Lorenzo racconta la killer application della VR.

Esistono due tipi di videogiocatori. Da una parte ci sono quelli che non vedono l'ora di mutare il proprio aspetto fisico ed esplorare una dimensione parallela in puro stile Ready Player One. Dall'altra ci sono quelli che desidererebbero poter fare la stessa cosa, ma non appena indossano un visore per la VR sentono pasqua del '92 muoversi sul fondo dello stomaco.

Io facevo parte della seconda categoria di persone. Persino sui palchi dell'E3, a tu per tu con titoli come Lone Echo 2, Stormland e Asgard's Wrath, dopo poco più di un'ora mi trasformavo in una maschera di sudore freddo. In fondo non davo poi così tanta importanza a questa sfortunata condizione, perché quella della VR era sì una realtà interessante, ma ancora in divenire, nel pieno del suo stato embrionale, ed ero convinto che mantenendo le distanze non ci si perdesse chissà che cosa.

Non ho mai 'creduto' nella VR, poi ho visto questo.

Poi è arrivato Half-Life: Alyx, portandosi appresso un nome troppo ingombrante per essere ignorato, presentandosi come se fosse uscito da un futuro irraggiungibile. Possibile che fosse veramente la killer application di cui la VR aveva bisogno?
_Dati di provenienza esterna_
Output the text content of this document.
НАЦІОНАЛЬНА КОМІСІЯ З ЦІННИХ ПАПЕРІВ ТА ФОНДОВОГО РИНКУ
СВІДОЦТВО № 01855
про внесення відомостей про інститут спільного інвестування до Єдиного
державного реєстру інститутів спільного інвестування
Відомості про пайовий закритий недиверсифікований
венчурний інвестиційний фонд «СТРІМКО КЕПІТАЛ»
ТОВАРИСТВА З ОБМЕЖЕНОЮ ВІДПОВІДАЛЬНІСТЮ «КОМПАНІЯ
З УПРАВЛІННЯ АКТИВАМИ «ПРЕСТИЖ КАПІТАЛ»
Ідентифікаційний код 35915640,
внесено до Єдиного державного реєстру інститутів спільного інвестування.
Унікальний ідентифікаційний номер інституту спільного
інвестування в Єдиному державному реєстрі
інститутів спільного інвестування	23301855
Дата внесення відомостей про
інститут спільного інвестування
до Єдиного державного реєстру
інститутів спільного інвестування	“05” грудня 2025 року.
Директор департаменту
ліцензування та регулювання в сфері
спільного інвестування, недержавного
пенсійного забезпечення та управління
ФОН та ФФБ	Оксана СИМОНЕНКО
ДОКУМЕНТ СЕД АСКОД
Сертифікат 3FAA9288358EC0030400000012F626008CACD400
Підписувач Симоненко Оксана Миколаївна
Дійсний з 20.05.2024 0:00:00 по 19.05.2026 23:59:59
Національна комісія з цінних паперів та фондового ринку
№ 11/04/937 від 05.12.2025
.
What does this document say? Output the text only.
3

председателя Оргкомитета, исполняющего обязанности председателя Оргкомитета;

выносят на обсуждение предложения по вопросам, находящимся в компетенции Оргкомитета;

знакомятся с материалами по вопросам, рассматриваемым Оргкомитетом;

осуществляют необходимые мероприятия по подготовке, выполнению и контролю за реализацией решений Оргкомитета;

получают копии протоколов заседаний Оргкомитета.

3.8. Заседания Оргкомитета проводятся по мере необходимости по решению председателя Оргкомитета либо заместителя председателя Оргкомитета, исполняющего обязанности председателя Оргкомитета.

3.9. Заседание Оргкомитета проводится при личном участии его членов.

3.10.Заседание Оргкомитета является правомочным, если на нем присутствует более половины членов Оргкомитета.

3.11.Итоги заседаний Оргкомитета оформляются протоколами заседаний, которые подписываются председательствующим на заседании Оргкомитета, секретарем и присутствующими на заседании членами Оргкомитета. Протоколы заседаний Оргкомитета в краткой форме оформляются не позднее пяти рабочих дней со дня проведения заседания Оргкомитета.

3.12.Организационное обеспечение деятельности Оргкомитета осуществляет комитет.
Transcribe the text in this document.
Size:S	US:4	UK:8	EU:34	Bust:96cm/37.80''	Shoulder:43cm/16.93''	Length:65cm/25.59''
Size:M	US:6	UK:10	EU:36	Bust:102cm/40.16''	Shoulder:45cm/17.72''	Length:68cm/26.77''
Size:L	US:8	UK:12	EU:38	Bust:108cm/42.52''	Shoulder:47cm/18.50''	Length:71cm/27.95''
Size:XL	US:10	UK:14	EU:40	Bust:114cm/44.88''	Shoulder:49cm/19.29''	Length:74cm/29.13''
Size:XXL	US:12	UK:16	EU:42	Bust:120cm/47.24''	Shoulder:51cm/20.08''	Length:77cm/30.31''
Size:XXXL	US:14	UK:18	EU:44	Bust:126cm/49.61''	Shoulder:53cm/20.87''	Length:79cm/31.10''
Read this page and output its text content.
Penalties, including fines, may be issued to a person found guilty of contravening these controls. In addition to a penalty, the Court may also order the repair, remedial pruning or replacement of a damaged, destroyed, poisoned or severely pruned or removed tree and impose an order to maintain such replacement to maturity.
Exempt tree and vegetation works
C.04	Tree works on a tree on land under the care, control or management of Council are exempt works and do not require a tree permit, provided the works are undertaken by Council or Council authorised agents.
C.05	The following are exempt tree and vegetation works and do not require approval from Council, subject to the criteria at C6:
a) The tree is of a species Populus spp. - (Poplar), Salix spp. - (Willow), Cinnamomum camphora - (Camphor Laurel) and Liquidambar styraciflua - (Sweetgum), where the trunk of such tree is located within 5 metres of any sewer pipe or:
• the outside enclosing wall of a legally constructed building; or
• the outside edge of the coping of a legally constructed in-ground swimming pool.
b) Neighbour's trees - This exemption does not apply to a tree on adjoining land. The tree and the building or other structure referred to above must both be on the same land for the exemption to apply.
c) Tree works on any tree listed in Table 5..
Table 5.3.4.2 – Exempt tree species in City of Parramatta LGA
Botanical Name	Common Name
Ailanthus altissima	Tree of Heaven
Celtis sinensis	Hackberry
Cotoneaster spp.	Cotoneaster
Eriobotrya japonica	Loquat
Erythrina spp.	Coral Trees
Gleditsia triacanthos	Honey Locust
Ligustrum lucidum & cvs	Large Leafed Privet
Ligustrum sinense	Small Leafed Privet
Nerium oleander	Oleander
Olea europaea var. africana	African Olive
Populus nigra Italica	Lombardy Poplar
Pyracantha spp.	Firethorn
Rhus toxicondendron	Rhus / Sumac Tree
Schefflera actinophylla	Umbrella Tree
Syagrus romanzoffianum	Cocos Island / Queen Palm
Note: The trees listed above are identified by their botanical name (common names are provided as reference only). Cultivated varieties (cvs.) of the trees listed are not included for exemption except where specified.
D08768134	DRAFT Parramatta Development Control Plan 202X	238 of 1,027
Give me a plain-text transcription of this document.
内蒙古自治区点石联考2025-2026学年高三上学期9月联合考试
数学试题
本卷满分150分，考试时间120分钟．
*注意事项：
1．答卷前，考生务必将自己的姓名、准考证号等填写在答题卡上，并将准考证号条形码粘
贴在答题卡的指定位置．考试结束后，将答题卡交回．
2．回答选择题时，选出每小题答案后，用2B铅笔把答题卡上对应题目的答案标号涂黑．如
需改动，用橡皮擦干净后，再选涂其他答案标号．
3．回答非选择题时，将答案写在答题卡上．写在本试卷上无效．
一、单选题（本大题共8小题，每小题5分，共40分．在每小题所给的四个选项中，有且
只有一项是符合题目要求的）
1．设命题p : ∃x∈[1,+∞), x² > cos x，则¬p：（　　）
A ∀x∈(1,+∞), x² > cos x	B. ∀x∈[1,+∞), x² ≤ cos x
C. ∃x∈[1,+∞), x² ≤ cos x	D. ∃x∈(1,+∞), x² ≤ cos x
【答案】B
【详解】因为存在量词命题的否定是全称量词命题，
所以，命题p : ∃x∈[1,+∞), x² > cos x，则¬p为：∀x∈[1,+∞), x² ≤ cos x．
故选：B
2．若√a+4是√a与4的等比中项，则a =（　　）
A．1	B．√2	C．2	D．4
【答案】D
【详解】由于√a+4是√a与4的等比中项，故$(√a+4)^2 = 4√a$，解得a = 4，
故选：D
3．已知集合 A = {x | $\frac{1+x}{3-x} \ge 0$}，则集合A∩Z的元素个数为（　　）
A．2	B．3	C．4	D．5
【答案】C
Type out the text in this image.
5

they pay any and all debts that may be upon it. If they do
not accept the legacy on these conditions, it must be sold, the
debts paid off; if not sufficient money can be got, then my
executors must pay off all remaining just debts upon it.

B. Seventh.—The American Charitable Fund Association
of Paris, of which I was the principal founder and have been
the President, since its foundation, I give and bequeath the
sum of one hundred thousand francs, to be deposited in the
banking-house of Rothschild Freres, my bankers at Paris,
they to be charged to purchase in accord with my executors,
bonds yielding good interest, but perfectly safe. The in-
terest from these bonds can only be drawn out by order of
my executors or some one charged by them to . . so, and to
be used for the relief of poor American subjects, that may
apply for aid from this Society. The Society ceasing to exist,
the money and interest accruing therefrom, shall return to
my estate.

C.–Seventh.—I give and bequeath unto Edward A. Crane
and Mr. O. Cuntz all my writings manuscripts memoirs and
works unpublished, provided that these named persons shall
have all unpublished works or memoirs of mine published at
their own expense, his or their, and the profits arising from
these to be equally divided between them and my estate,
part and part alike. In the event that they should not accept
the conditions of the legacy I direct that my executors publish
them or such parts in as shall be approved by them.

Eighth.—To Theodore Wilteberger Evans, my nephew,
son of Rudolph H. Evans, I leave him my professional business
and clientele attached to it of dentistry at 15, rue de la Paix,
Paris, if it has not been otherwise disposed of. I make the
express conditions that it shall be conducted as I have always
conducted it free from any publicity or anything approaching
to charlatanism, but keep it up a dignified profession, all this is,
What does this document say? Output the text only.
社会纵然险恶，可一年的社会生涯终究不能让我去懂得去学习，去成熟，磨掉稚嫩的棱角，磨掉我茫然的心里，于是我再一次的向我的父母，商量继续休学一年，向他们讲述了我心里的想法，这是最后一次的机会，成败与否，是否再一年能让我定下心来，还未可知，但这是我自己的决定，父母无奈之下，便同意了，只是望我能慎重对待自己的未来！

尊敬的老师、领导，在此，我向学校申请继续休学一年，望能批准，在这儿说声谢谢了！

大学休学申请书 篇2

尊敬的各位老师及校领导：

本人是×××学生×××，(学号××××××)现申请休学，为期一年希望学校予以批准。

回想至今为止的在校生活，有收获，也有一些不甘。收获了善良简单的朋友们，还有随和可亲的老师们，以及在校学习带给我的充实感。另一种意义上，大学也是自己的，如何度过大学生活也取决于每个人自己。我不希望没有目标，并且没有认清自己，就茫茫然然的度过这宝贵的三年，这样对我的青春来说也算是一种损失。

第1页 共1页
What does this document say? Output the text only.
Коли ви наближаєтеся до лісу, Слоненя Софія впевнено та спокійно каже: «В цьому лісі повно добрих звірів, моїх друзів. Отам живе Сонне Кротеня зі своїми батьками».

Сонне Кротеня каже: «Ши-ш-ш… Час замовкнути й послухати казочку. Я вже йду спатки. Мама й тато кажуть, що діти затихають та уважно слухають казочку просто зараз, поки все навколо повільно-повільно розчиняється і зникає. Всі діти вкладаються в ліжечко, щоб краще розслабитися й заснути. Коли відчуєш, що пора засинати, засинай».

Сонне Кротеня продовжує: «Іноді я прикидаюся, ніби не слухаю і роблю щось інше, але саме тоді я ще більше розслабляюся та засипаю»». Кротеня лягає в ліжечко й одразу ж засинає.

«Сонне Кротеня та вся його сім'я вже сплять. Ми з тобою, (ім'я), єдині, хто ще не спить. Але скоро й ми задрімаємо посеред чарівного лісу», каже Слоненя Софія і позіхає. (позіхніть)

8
Alla fine, pensavo, per Gabe Newell sarebbe stato molto semplice sfruttare il blasone della serie, dare in pasto al pubblico quel surrogato di Half-Life 3 che milioni di appassionati aspettavano ardentemente da ormai tredici anni, per poi raccogliere comodamente i frutti. Dopotutto si tratta di Valve, no?

No. Half-Life: Alyx è proprio ciò che promette di essere, in alcuni frangenti anche qualcosa di più. Inutile prendersi in giro: per chi soffre di motion-sickness, all'inizio, vestire i panni di Alyx Vance significa combattere una guerra su due fronti: da una parte c'è l'ardua battaglia con i Combine, dall'altra quella incessante con un corpo estraneo intenzionato a rigettarti. Ma con il tempo la mente si abitua, il fisico anche, e l'unica cosa che resta è un grande, grandissimo videogioco che sfrutta al massimo le potenzialità della VR.

Oltre ad essere un eccellente episodio di Half-Life, e a portare un cambio di paradigma paragonabile a quelli introdotti dagli episodi precedenti, Alyx pianta il seme più importante nel sentiero della realtà virtuale, dimostrando all'industria intera non solo che un futuro c'è, ma che è molto più vicino di quanto si potrebbe pensare. Il problema è che quel seme, come qualsiasi pianta, necessita di tanta attenzione e di cure costanti, elementi di cui questo segmento dell'industry è ancora del tutto manchevole.

Alyx non è un grande videogioco in realtà virtuale, è un grande videogioco e basta.

Un giorno un videogioco in VR sarà universalmente riconosciuto dal pubblico e dalla critica come Game of the Year, ma come direbbe Aragorn "non è questo il giorno". Half-Life: Alyx è destinato ad essere ricordato come un capolavoro solamente dalla nicchia cui è destinato, nonostante sia stato creato proprio per tentare di oltrepassare quella nicchia, e questa per il momento è una sconfitta; ma la rivoluzione di Alyx Vance, tra qualche anno, potrebbe produrre effetti paragonabili a quella portata da Gordon Freeman.

Nel frattempo, dobbiamo accontentarci del fatto che nel 2020 Half-Life sia ancora vivo e vegeto. E scusate se è poco.